The alchemy of interpretation
PICTURE / SEEMUSIC
Neither downloading, promoting nor selling, Seemusic is about the age-old quest to experience sound as vision
Web technology has had a huge, impact upon music, but most of the discussion centres around fandom and sales: digital distribution and sales. With Seemusic (www.seemusicproject.net), Maria da Gandra of Mwmcreative has taken a different tack, using her site to interpret music with graphic means: colour, symbol, type, illustration and movement. Her aim is ‘to visually communicate a complex subject area in its most simple, accessible and abstract form,’ given the audience’s familiarity with music.
Da Gandra began Seemusic while still a student at Central Saint Martins, and developed it further for her MA. The website pulls together research into the equivalence of eye and ear throughout history: a series of short essays links composers to scientists, philosophers and other thinkers who have attempted to correlate sound and vision.
Seemusic’s chronology begins approximately five centuries BC with Pythagoras and Pindaro and ends in the twentieth century, making use of shapes, icons and colours that represent the ideas of each era. Principles brought into play range from the ‘Harmony of the Spheres’ through alchemy, to more sophisticated theories about colour wheels and synaesthesia.

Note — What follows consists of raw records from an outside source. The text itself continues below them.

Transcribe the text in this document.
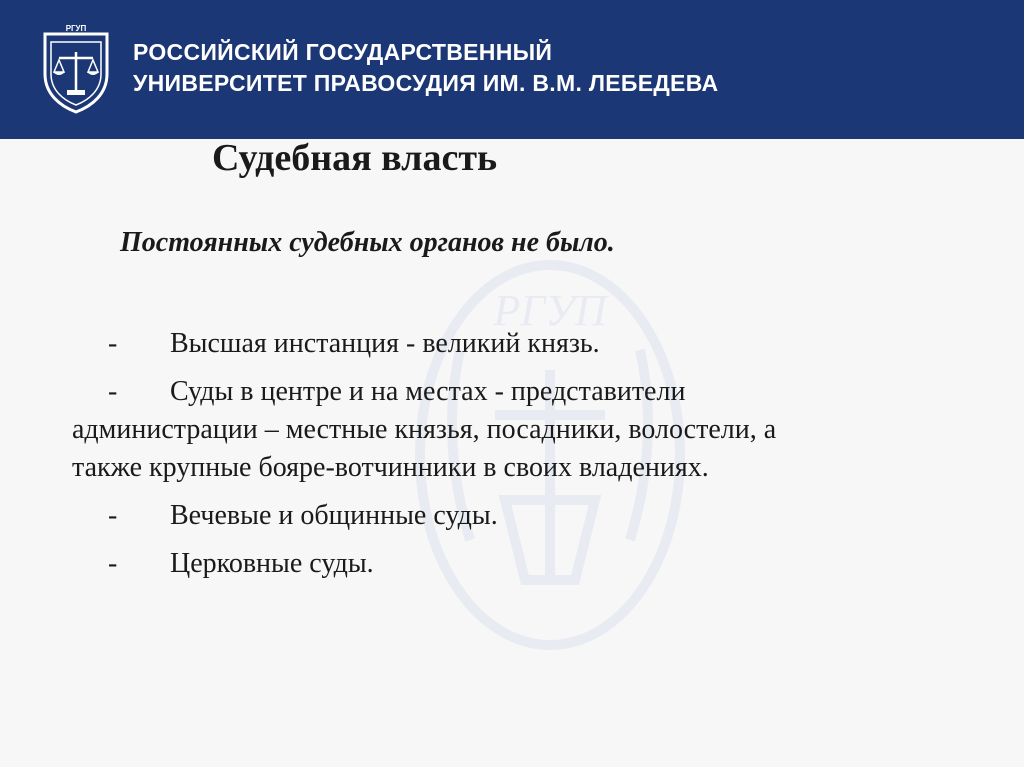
РГУП
РОССИЙСКИЙ ГОСУДАРСТВЕННЫЙ
УНИВЕРСИТЕТ ПРАВОСУДИЯ ИМ. В.М. ЛЕБЕДЕВА
РГУП
Судебная власть
Постоянных судебных органов не было.
-	Высшая инстанция - великий князь.
-	Суды в центре и на местах - представители
администрации – местные князья, посадники, волостели, а
также крупные бояре-вотчинники в своих владениях.
-	Вечевые и общинные суды.
-	Церковные суды.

The site incorporates twelve music extracts. A Glenn Gould recording of Bach’s Prelude No. 1 in C major (from The Well-Tempered Klavier) is paired with abstract symbols based on Newton’s theories of the spectrum. Accompanying Telemann’s organ piece Concerto per la Chiesa in G major are coloured organ keys in enhanced perspective, inspired by Louis-Bertrand Castel (inventor of the Ocular Harpsichord).
The most recent composition is the fifth of Messiaen’s Sept haïkaï. This is the sort of work, performed by the Cleveland Orchestra (cond. Pierre Boulez), that is conventionally described as ‘colouristic’. Here, the intricate score is traced by a posse of pastel lozenges whose tints are based on the ideas of Adrien Bernard Klein (aka Adrian Cornwell-Clyne, 1892-1969), whose Colour Projector (1921) controlled multiple carbon-arc lamps from a keyboard.
With Seemusic, Da Gandra is laying groundwork for a kind of multimedia work that explains itself though the use of real-time information: there is a symbol for each note. Though this might be described as a ‘graphic score’ (see Eye no. 26 vol. 7), it is not so much notation as annotation – a colourful torrent of information alongside the streamed recording.
Cornelius Agrippa (1486-1533) developed a ‘Harmony of the Spheres’ scheme by ascribing colours and emotions to the planets. A century later, Robert Fludd and his contemporary Michael Maier were similarly fascinated by such unscientific puzzles as alchemy and astrology: Fludd decided that colour came from the elements. Maier’s Atalanta Fugiens (see Eye no. 37 vol. 10) – described as the first work of multimedia – links music to alchemy, poetry and art. Da Gandra traces Maier’s Fugue XIX with icons that represent earth, water, fire and air.
Da Gandra’s 2500-year overview – using symbols that range from coins, through stained glass, mythical creatures, prisms and beakers to pure colour – has led her to believe that ‘the world of sound and the world of vision are naturally interlinked.’ Yet it seems unlikely that universal criteria could exist to equate sound and vision. The theories seem largely subjective, closer to art than science.
But for Scriabin, who ‘suffered’ from synaesthesia (an involuntary fusion of the senses) there was no choice: sound was vision.